Acoustic basis of directional acuity in laboratory mice.

The acoustic basis of auditory spatial acuity was investigated in CBA/129 mice by relating patterns of behavioral errors to directional features of the head-related transfer function (HRTF). Behavioral performance was assessed by training the mice to lick a water spout during sound presentations from a "safe" location and to suppress the response during presentations from "warning" locations. Minimum audible angles (MAAs) were determined by delivering the safe and warning sounds from different locations in the inter-aural horizontal and median vertical planes.
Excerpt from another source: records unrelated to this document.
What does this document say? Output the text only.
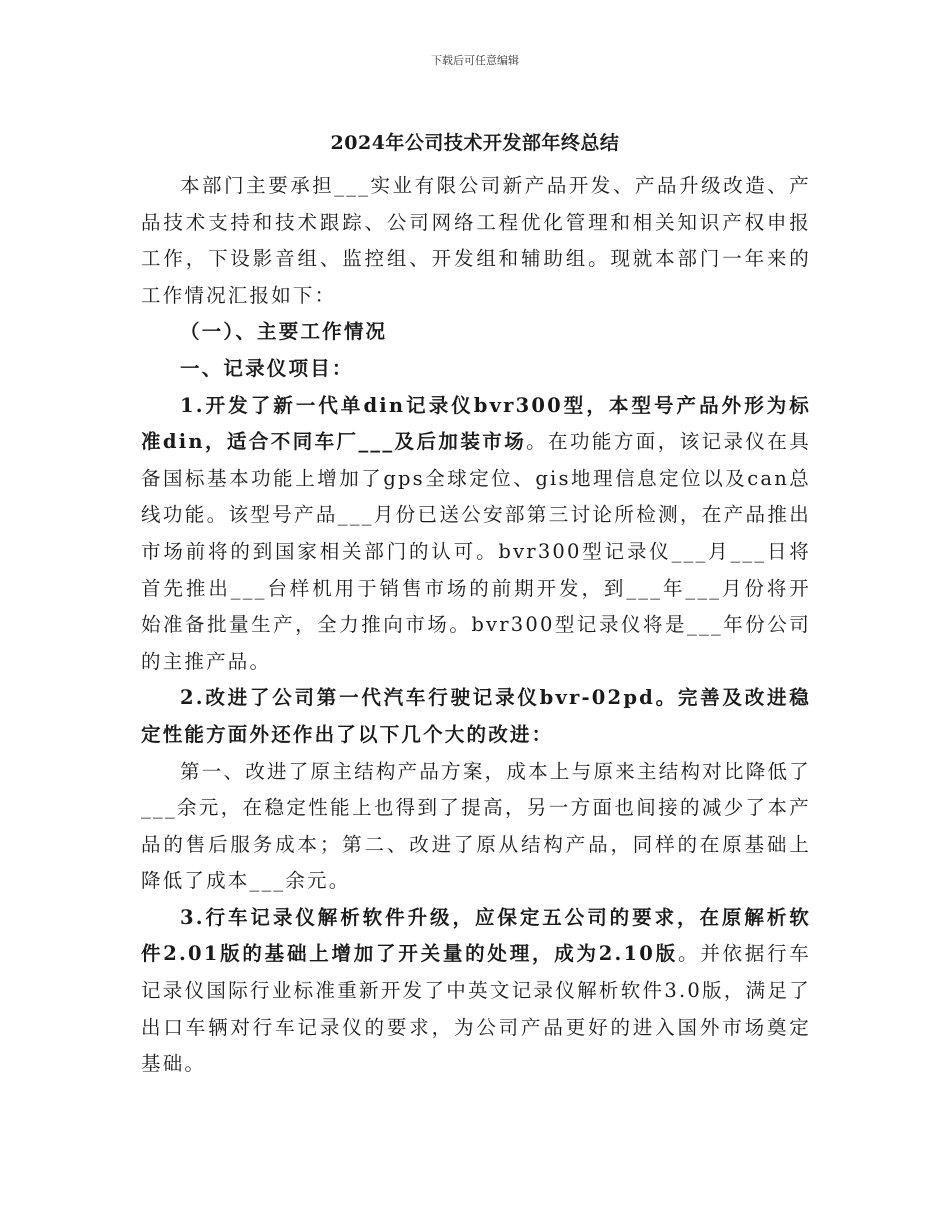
下载后可任意编辑
2024年公司技术开发部年终总结

本部门主要承担___实业有限公司新产品开发、产品升级改造、产品技术支持和技术跟踪、公司网络工程优化管理和相关知识产权申报工作，下设影音组、监控组、开发组和辅助组。现就本部门一年来的工作情况汇报如下：

（一）、主要工作情况

一、记录仪项目：

1.开发了新一代单din记录仪bvr300型，本型号产品外形为标准din，适合不同车厂___及后加装市场。在功能方面，该记录仪在具备国标基本功能上增加了gps全球定位、gis地理信息定位以及can总线功能。该型号产品___月份已送公安部第三讨论所检测，在产品推出市场前将的到国家相关部门的认可。bvr300型记录仪___月___日将首先推出___台样机用于销售市场的前期开发，到___年___月份将开始准备批量生产，全力推向市场。bvr300型记录仪将是___年份公司的主推产品。

2.改进了公司第一代汽车行驶记录仪bvr-02pd。完善及改进稳定性能方面外还作出了以下几个大的改进：

第一、改进了原主结构产品方案，成本上与原来主结构对比降低了___余元，在稳定性能上也得到了提高，另一方面也间接的减少了本产品的售后服务成本；第二、改进了原从结构产品，同样的在原基础上降低了成本___余元。

3.行车记录仪解析软件升级，应保定五公司的要求，在原解析软件2.01版的基础上增加了开关量的处理，成为2.10版。并依据行车记录仪国际行业标准重新开发了中英文记录仪解析软件3.0版，满足了出口车辆对行车记录仪的要求，为公司产品更好的进入国外市场奠定基础。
HRTFs were measured at the same locations by implanting a miniature microphone and recording the gain of sound energy near the ear drum relative to free field. Mice produced an average MAA of 31° when sound sources were located in the horizontal plane. Acoustic measures indicated that binaural inter-aural level differences (ILDs) and monaural spectral features of the HRTF change systematically with horizontal location and therefore may have contributed to the accuracy of behavioral performance. Subsequent manipulations of the auditory stimuli and the directional properties of the ear produced errors that suggest the mice primarily relied on ILD cues when discriminating changes in azimuth. The MAA increased beyond 80° when the importance of ILD cues was minimized by testing in the median vertical plane. Although acoustic measures demonstrated a less robust effect of vertical location on spectral features of the HRTF, this poor performance provides further evidence for the insensitivity to spectral cues that was noted during behavioral testing in the horizontal plane.